Validade de acordos de delação com PF deve ir a julgamento no Supremo

Maíra Magro

27/07/2017

 

 

Os ministros do Supremo Tribunal Federal (STF) Edson Fachin e Marco Aurélio Mello pretendem levar a julgamento o mais brevemente possível, no plenário da Corte, uma das principais discussões jurídicas atuais envolvendo a Operação Lava-Jato: a possibilidade de a Polícia Federal fechar sozinha acordos de delação premiada, sem a participação do Ministério Público. O assunto voltou à tona nos últimos dias com a delação do publicitário Marcos Valério, fechada exclusivamente com a PF. O caso difere da grande maioria das delações da Lava-Jato, firmadas unicamente pelo Ministério Público. Relator da Lava-Jato no Supremo, Fachin tem nas mãos o primeiro caso em que uma delação feita com a PF foi remetida à corte para homologação - o acordo feito entre policiais federais e o marqueteiro Duda Mendonça. Antes de decidir se homologa o documento, dando a ele validade jurídica, Fachin prefere aguardar o posicionamento do plenário do STF sobre a possibilidade de a PF negociar e firmar delações sozinha. O ministro passou o recesso do Judiciário analisando o assunto, para chegar a uma conclusão até o fim deste mês. O tema pode chegar ao plenário no segundo semestre por duas vias: eventual questão de ordem proposta pelo próprio Fachin ou uma ação direta de inconstitucionalidade (Adin) apresentada no ano passado pelo procurador-geral da República, Rodrigo Janot. Outra possibilidade é uma análise conjunta da Adin e do pedido de homologação da delação de Duda.

A Adin tem como relator o ministro Marco Aurélio Mello, que quer levar o caso a julgamento com urgência. "Pretendo dar preferência a esse processo porque urge uma definição sobre essa situação", disse o ministro ao Valor. Após receber o processo, Marco Aurélio abriu prazo para manifestação da Advocacia-Geral da União (AGU) e agora aguarda um parecer final da PGR. Na ação, Janot pediu uma liminar para suspender a validade de artigos da Lei das Organizações Criminosas (12.850/2013) que autorizam delegados a negociar acordos de delação sem a participação de procuradores. Para Janot, os artigos contrariam a Constituição. Como só o Ministério Público pode pedir a abertura de ação penal contra um investigado, a instituição seria a única capaz de oferecer benefícios em troca de informações dos delatores. Já a PF defende que a delação é um meio de obtenção de prova e que o benefício ao colaborador só pode ser definido ao fim do processo pelo juiz, e não por procuradores. Marco Aurélio não chegou a analisar o pedido de liminar (decisão provisória) por entender que o assunto demanda um julgamento definitivo do plenário. O ministro também encaminhou ofícios ao Executivo e ao Legislativo pedindo informações para embasar o julgamento.
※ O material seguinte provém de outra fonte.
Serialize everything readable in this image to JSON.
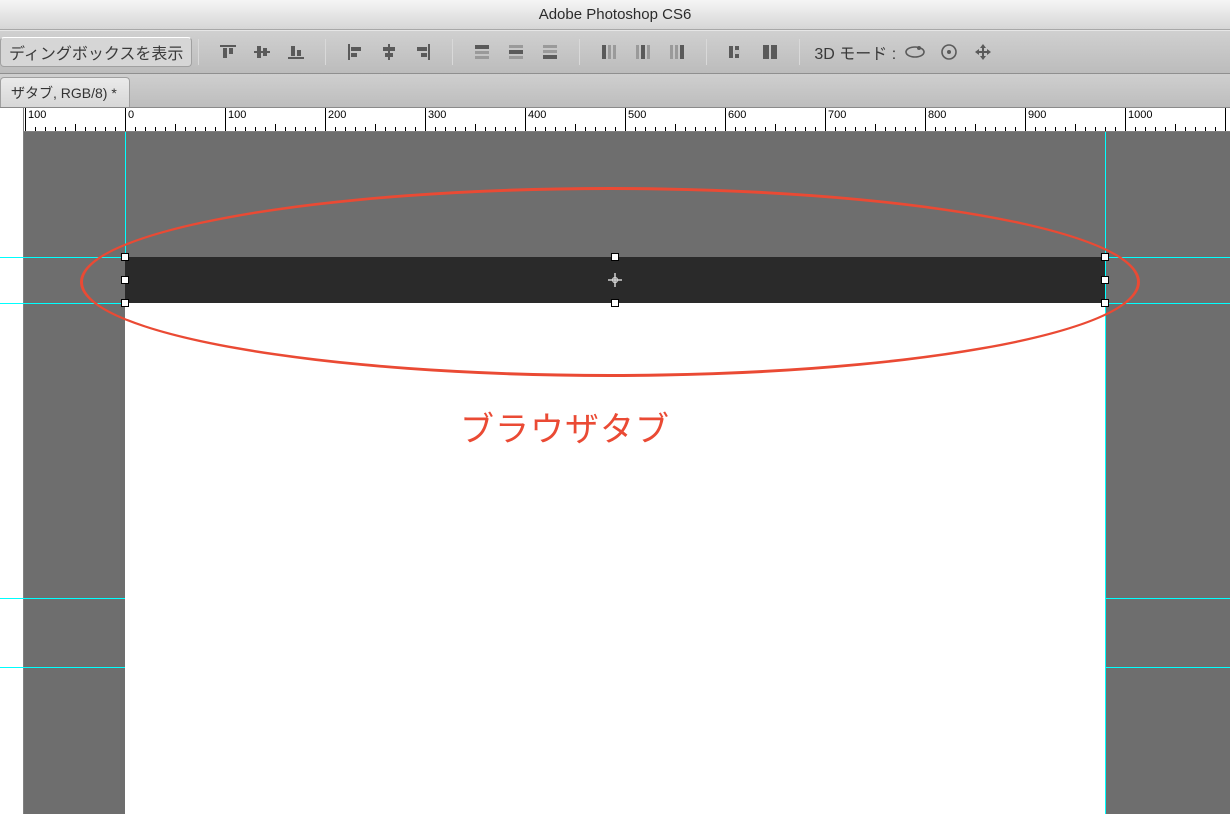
{
  "app": {
    "title": "Adobe Photoshop CS6"
  },
  "options": {
    "show_bounding_box_label": "ディングボックスを表示",
    "mode3d_label": "3D モード :"
  },
  "doc_tab": {
    "label": "ザタブ, RGB/8) *"
  },
  "ruler": {
    "labels": [
      "100",
      "0",
      "100",
      "200",
      "300",
      "400",
      "500",
      "600",
      "700",
      "800",
      "900",
      "1000"
    ]
  },
  "annotation": {
    "label": "ブラウザタブ"
  }
}
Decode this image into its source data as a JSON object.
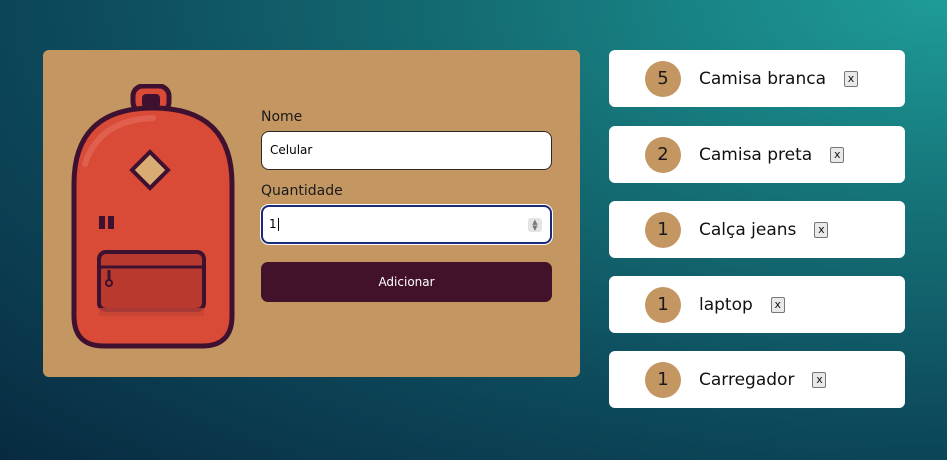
{
  "form": {
    "name_label": "Nome",
    "name_value": "Celular",
    "quantity_label": "Quantidade",
    "quantity_value": "1",
    "submit_label": "Adicionar"
  },
  "items": [
    {
      "quantity": "5",
      "name": "Camisa branca",
      "remove_label": "x"
    },
    {
      "quantity": "2",
      "name": "Camisa preta",
      "remove_label": "x"
    },
    {
      "quantity": "1",
      "name": "Calça jeans",
      "remove_label": "x"
    },
    {
      "quantity": "1",
      "name": "laptop",
      "remove_label": "x"
    },
    {
      "quantity": "1",
      "name": "Carregador",
      "remove_label": "x"
    }
  ],
  "colors": {
    "card": "#c49762",
    "button": "#42112a",
    "backpack_body": "#d94a37",
    "backpack_outline": "#3f1130"
  },
  "icons": {
    "illustration": "backpack-illustration",
    "spinner": "number-spinner-icon"
  }
}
Em manifestação encaminhada ao STF, o Senado defendeu a validade da lei e a rejeição da ação movida pelo procurador-geral: "Pelo arcabouço normativo constitucional e infraconstitucional, nada obsta que [a delação] seja obtida pelo delegado de polícia, afinal a redução da pena ou perdão somente poderão ocorrer judicialmente, pela decretação do perdão ou fixação minorada da pena em sede de sentença condenatória". A AGU também defendeu a validade da lei. "A colaboração premiada constitui-se em um meio de obtenção de prova no sistema de investigação criminal, tal como captação ambiental de sinais eletromagnéticos, ópticos ou acústicos, a interceptação de comunicações telefônicas e telemáticas ou o afastamento dos sigilos financeiro, bancário e fiscal. E, como qualquer meio de obtenção de prova, pode ser obtido pela autoridade policial", diz documento do órgão enviado ao ministro relator. As delações de Duda Mendonça e Marcos Valério foram inicialmente rejeitadas pelo Ministério Público, o que levou ambos a procurarem a PF. Policiais também fecharam delações com a dona da agência Pepper, Danielle Fonteles, e com a doleira Nelma Kodama. Outros acordos estão em fase de negociação.

 

 

Valor econômico, v. 17, n. 4306, 27/07/2017. Brasil, p. A8.